There is the land, rich or poor, which we call terroirs when they offer us quality. The soils, made up of gravel, clay, schist or limestone, give the grape varieties the means with which to express themselves. Sunshine, wind, and rain make the vines grow. Then there is time, which lines the vines’ bark and, with each passing year, brings them closer to the stage when they can take on the enviable status of “old vines”, venerated as Man in the autumn of his life.
There are meticulous hands, for pruning, de-leafing, weeding and harvesting, sometimes involving successive pickings. There are male and female vineyard staff, working, grafting and always toiling to bring in the best fruit. The next stage is in the cellars, looking after the wine carefully blending and ageing it, like parenting a family.
Then there are the men and women. Those that observe, that attempt to understand, who speak with nature and are amazed by what it offers when they have paid it respect.

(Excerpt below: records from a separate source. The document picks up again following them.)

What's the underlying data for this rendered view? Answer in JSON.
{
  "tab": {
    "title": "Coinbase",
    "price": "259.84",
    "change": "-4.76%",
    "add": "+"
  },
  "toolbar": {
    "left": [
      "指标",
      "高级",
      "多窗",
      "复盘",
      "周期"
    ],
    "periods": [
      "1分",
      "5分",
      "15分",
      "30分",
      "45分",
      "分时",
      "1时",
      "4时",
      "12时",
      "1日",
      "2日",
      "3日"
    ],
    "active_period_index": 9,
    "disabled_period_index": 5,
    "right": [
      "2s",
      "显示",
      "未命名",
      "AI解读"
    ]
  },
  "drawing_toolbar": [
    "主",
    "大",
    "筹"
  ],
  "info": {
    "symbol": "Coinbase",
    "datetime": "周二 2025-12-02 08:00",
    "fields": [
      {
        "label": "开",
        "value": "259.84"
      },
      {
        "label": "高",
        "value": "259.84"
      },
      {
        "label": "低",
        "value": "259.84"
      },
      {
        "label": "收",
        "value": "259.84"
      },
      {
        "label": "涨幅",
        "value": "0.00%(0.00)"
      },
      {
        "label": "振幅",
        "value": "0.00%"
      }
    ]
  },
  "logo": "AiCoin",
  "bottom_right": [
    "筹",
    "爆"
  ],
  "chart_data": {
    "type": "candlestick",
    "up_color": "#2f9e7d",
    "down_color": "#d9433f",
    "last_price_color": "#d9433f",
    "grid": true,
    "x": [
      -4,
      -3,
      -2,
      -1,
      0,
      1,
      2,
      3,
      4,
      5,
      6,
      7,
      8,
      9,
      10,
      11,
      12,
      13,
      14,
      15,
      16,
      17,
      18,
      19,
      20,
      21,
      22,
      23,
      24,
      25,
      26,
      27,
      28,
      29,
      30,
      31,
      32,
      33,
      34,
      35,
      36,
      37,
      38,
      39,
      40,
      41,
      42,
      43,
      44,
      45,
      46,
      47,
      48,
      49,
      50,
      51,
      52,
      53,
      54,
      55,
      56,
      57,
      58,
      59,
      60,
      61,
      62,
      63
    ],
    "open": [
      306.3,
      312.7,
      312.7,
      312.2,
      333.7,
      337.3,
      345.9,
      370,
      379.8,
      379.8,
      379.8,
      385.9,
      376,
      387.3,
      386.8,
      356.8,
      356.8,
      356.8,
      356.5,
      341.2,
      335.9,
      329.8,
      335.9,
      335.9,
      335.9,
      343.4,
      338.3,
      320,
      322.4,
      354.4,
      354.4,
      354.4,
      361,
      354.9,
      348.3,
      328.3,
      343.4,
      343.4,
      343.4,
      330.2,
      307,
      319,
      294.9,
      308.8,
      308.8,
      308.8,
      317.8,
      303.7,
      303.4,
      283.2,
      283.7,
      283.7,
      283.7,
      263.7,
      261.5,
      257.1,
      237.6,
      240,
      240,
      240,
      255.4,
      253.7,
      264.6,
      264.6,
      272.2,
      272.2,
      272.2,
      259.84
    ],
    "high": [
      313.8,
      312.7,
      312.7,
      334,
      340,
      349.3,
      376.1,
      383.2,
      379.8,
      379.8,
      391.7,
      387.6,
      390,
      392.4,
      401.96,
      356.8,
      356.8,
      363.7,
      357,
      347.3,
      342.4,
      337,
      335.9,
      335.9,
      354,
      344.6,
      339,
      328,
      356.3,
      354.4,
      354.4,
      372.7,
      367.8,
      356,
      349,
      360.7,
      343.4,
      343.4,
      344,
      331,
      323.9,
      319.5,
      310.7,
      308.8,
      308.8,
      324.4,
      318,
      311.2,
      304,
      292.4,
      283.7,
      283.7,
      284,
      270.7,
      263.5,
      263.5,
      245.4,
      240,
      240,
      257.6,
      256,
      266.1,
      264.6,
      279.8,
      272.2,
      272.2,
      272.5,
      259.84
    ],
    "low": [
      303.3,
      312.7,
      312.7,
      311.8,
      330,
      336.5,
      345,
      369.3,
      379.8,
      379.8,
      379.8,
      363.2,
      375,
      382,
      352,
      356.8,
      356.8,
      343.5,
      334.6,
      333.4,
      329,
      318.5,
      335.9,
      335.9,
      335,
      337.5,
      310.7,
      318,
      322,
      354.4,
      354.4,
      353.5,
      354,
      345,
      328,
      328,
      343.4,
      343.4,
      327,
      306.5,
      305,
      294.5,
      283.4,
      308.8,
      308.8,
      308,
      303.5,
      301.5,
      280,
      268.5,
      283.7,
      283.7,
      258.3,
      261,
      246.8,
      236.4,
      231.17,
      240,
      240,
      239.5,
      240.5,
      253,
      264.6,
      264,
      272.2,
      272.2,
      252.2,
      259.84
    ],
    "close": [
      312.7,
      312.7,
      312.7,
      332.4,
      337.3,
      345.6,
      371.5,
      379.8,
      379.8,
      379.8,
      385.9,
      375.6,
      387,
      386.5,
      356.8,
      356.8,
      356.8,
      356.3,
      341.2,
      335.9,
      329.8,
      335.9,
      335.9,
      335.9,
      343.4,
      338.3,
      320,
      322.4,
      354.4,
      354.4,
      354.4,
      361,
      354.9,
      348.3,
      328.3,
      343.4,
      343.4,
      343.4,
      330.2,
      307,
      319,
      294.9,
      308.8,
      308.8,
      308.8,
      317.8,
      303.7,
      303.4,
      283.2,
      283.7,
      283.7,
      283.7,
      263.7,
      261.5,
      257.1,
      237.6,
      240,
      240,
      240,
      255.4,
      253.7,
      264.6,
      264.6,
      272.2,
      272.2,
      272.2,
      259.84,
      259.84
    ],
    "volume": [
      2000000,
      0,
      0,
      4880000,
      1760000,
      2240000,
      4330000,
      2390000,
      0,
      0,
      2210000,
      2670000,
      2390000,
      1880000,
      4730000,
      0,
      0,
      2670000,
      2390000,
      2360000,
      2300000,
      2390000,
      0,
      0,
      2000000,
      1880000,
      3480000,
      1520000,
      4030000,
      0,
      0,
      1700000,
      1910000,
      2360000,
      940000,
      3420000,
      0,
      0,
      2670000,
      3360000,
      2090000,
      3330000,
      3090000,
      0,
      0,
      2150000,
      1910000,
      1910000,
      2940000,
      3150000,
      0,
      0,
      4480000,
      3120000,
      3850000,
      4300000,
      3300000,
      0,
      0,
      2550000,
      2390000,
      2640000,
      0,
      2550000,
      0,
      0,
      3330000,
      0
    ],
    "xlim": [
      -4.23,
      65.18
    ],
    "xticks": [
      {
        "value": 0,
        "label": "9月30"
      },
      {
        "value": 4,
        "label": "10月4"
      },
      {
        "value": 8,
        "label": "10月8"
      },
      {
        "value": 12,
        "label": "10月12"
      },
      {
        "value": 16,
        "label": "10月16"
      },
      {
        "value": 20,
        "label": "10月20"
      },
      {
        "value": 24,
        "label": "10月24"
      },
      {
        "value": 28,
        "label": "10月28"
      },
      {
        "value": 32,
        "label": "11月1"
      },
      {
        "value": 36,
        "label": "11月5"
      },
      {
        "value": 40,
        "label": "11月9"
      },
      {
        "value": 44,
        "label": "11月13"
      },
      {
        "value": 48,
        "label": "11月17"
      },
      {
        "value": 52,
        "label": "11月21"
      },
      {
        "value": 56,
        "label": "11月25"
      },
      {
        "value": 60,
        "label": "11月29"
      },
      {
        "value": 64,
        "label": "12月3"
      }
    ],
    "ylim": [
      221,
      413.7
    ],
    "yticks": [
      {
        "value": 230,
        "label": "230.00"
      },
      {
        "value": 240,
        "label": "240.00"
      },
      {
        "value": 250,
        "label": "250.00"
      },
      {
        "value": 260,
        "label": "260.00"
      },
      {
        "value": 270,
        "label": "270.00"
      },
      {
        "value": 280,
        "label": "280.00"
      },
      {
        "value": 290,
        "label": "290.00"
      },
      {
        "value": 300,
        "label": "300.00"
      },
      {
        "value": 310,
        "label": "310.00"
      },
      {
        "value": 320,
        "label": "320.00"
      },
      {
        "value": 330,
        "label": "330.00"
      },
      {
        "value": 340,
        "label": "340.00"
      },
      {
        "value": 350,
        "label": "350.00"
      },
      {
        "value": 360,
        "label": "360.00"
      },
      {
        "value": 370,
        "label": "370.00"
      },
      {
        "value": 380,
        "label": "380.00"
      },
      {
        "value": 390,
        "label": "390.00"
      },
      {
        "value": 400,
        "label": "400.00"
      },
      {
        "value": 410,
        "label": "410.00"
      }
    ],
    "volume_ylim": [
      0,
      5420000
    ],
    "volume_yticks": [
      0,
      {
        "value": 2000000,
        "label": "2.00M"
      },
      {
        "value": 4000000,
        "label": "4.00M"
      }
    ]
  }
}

Human values enable us to forge links with others and all humanity. Respect is shown through listening, being honest, showing integrity, and also in our work. It is this respect that enables us to live harmoniously together, and which fosters, through our learning and our passing on of knowledge, man’s ability to develop and thrive. In the vineyards, we demonstrate respect, growing the vineyard ourselves, ensuring that the soil remains alive; avoiding changing its intrinsic nature by keeping the balance that it already had before the vines were planted; and this is achieved by the sheer will of passionate vine growers, and by choosing to work in an ethical way, ever loyal to nature.
There is La Cité du Vin. This is no motionless construction wrapped in a clothing of stone or concrete.
The Cité articulates movement and gesture, and through its flowing architectural form, it invites us to imbibe ourselves in wine’s great history."